ハドフィールド氏はアラブニュースに対し、「世界中の政府を見渡してみると、通信、大気物理学、気象予報や軍事的脅威への対処など、既に宇宙に関連する分野に取り組んでいる部分があり、その点において優位に立つことが可能です」と述べ、国内で宇宙産業を興すメリットを強調した。

「地球をより深く理解するための科学的な意味もあります。1日に16回、地球を一周することができれば、また、静止衛星を設置してアラビア半島や世界各地を見ることができれば、地上からでは得られない膨大な情報を収集することができます」

「技術開発という側面もあります。人工衛星を作ったり、ロケットを作ったり、人を育成して宇宙に飛ばしたり、宇宙ステーションの一員になったり、月に人類が永続的に住む場所を作ったりすることに挑戦するなら、それは大きな技術的挑戦であり、学術的な面から製造業の面まで、国益に貢献するでしょう」

しかし、宇宙技術への投資は、経済的、科学的、戦略的なメリットだけでなく、社会に明るいイメージを与え、国民の意欲を高める面もあるとハドフィールド氏は考えている。

宇宙技術への投資は社会に明るいイメージを与え、国民の意欲を高める面もあるとハドフィールド氏は考えている。(提供)

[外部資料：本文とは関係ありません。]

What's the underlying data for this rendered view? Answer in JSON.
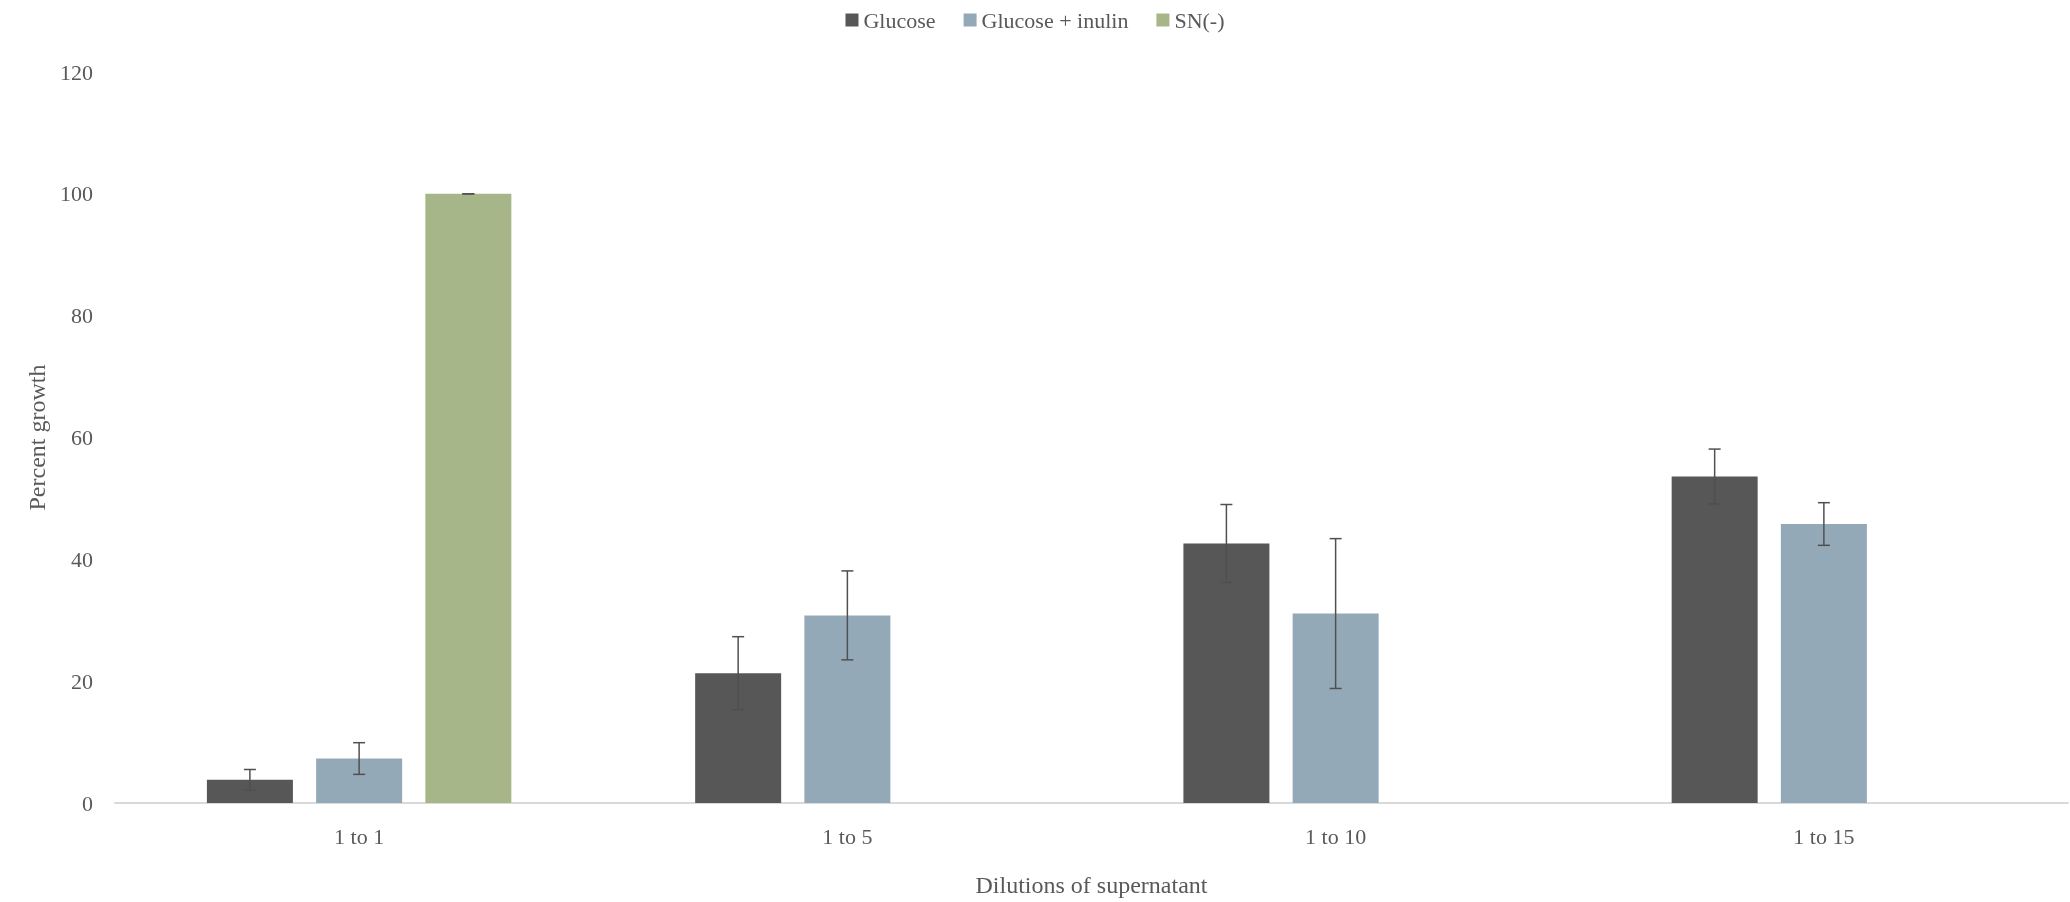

「科学的な研究や技術開発とは別に、人々の目を地平線の向こうへと導いているのです」

「宇宙開発は、人々に異なる未来を想像させ、自分の人生で何かに挑戦したいと思わせる重要な役割を持っています。宇宙飛行士になるために、新しいスキルを身につけようと自分を鍛え、その努力なしにはなれなかったような別人になるのです。私にとって、これは重要な要素です」

サウジアラビアは、ロケットの打ち上げコストの低下、技術の進歩、そして宇宙開発に対する国民の関心の高まりを活用するのに適した環境下にある。また、他の宇宙機関との協力にも積極的で、今後の協力関係の発展を期待されている。

ハドフィールド氏は、自身の宇宙でのキャリアを振り返り、このような人類の友愛と永続的な義務感こそが、宇宙開発における更なる革新と新たなマイルストーンをもたらすだろうと語った。